Müssen sie diese Entscheidung hingegen selbst treffen, kommen sie in Bedrängnis, weil sie nicht schlecht dastehen wollen. Die Forscher erklären: "Menschen bewerten sich selbst und andere positiver, wenn sie sich sozial verhalten. Wer beim flexiblem Preissystem bezahlt, signalisiert anderen: Ich bin ein Mensch mit Moral." Dies sei die Erklärung dafür, warum Käufer sich marktwirtschaftlich gesehen nicht vollkommen egoistisch verhalten.

"Käufer wollen einen angemessenen Preis zahlen"

Dass das freiwillige Bezahlsystem auch in der Praxis funktioniert, haben die Wissenschaftler bei ihrem letzten Experiment in Wien beobachtet. Dort besuchten sie das pakistanische Restaurant "Der Wiener Deewan", in dem das Konzept "Zahl, was du willst" bereits erfolgreich umgesetzt wird. Demnach zahlen Kunden zwar nach mehreren Besuchen im Schnitt weniger für ihr Essen. Dafür nahm laut Studie aber die Zahl der Kunden zu, was den Verlust wieder ausglich. Beim Experiment zahlten manche Menschen an der Kasse. In einem Spiegel konnten sie sehen, wie viel andere für ihr Essen ausgaben. Die andere Gruppe zahlte anonym.

Der Versuch zeigte, dass Menschen sich selbst am strengsten beurteilen. Das Restaurant nahm am meisten ein, wenn die Kunden anonym bezahlten. In diesem Fall gaben die Kunden im Schnitt 5,37 Euro für das Essen aus. Das waren 71 Cent mehr als an der Kasse gezahlt wurden. Dort war den Versuchsteilnehmern das Essen durchschnittlich 4,66 Euro wert. Der Grund: "Menschen möchten einen angemessenen Preis zahlen. So können sie sich selbst beweisen, dass sie ein moralischer Mensch sind", erklären Gneezy und seine Kollegen.

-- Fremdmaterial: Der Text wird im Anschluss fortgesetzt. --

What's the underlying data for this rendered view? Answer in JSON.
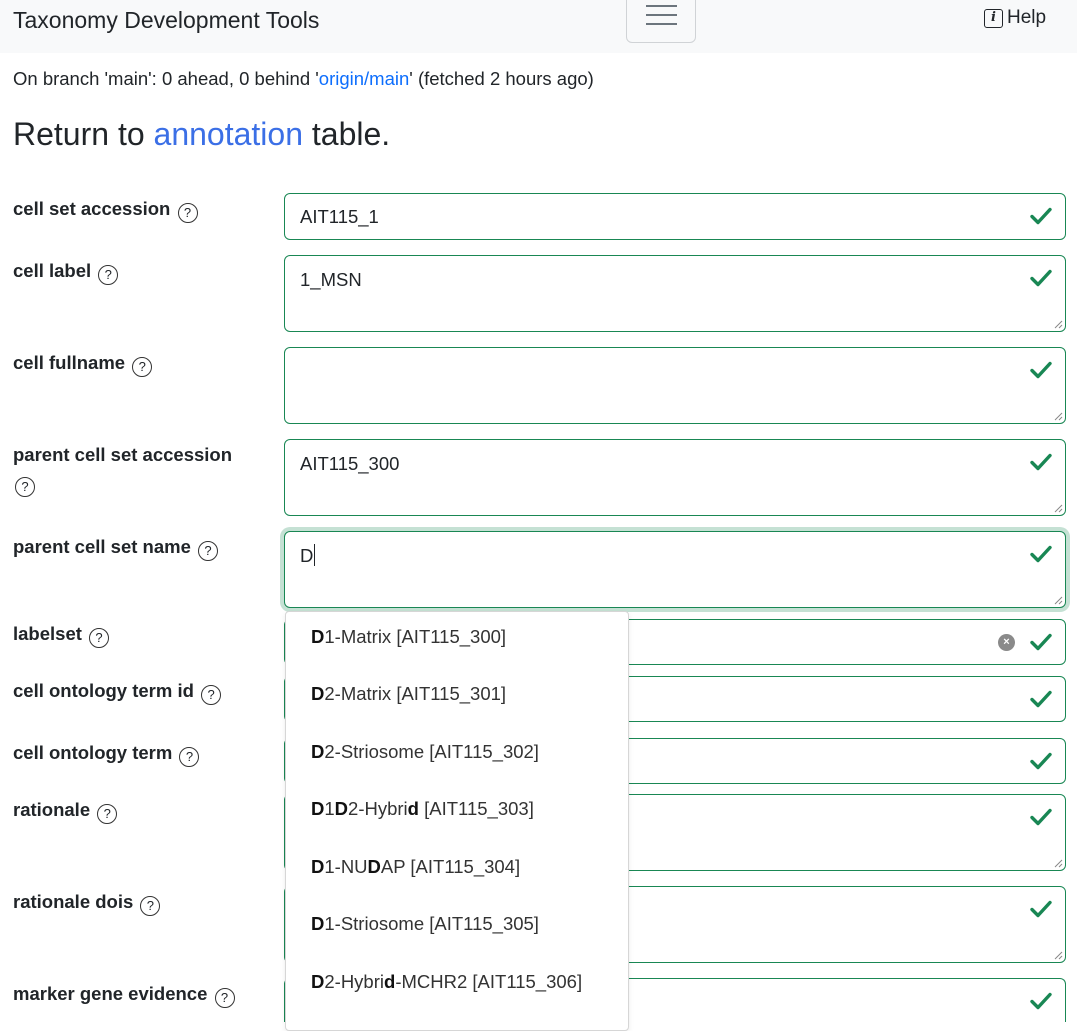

An der Kasse spiele vor allem das gesellschaftliche Ansehen eine Rolle.

Ihr Fazit: Wenn Menschen ein Unternehmen mögen, geben sie selbst beim freiwilligen Bezahlsystem eher eine angemessene Menge Geld aus als einfach so wenig wie möglich. Unternehmen, die dieses Verhalten bei der Preisgestaltung berücksichtigen, könnten ihren Profit der Studie zufolge womöglich sogar vergrößern. Die Wissenschaftler weisen aber auch darauf hin, dass der angemessene Preis ähnlich wie Trinkgeld von den gesellschaftlichen Normen des entsprechenden Landes abhänge. "In Amerika zahlen Kunden zum Beispiel mehr Trinkgeld als in Deutschland."

Die US-Rockband Radiohead hatte mit dem Geschäftsmodell im Jahr 2007 jedenfalls großen Erfolg. Fans konnten ihr Album im Internet herunterladen und entscheiden, wie viel Geld sie dafür bezahlen wollten. Für Greenday lohnte sich das Experiment. Die Musiker galten als sozial und verdienten sich mit den Albumverkäufen eine goldene Nase. Die Forscher nennen dies den "Robin-Hood-Effekt". Der Studie zufolge wird er aber wohl verschwinden, wenn sich das freiwillige Bezahlsystem in der freien Wirtschaft verbreitet.

Hinweis der Redaktion: In einer früheren Version dieses Artikels hieß es, die Band Green Day habe 2007 ein neues Album zum freien Download angeboten. Bei der Band handelte es sich allerdings um Radiohead. Wir bitten, den Fehler zu entschuldigen.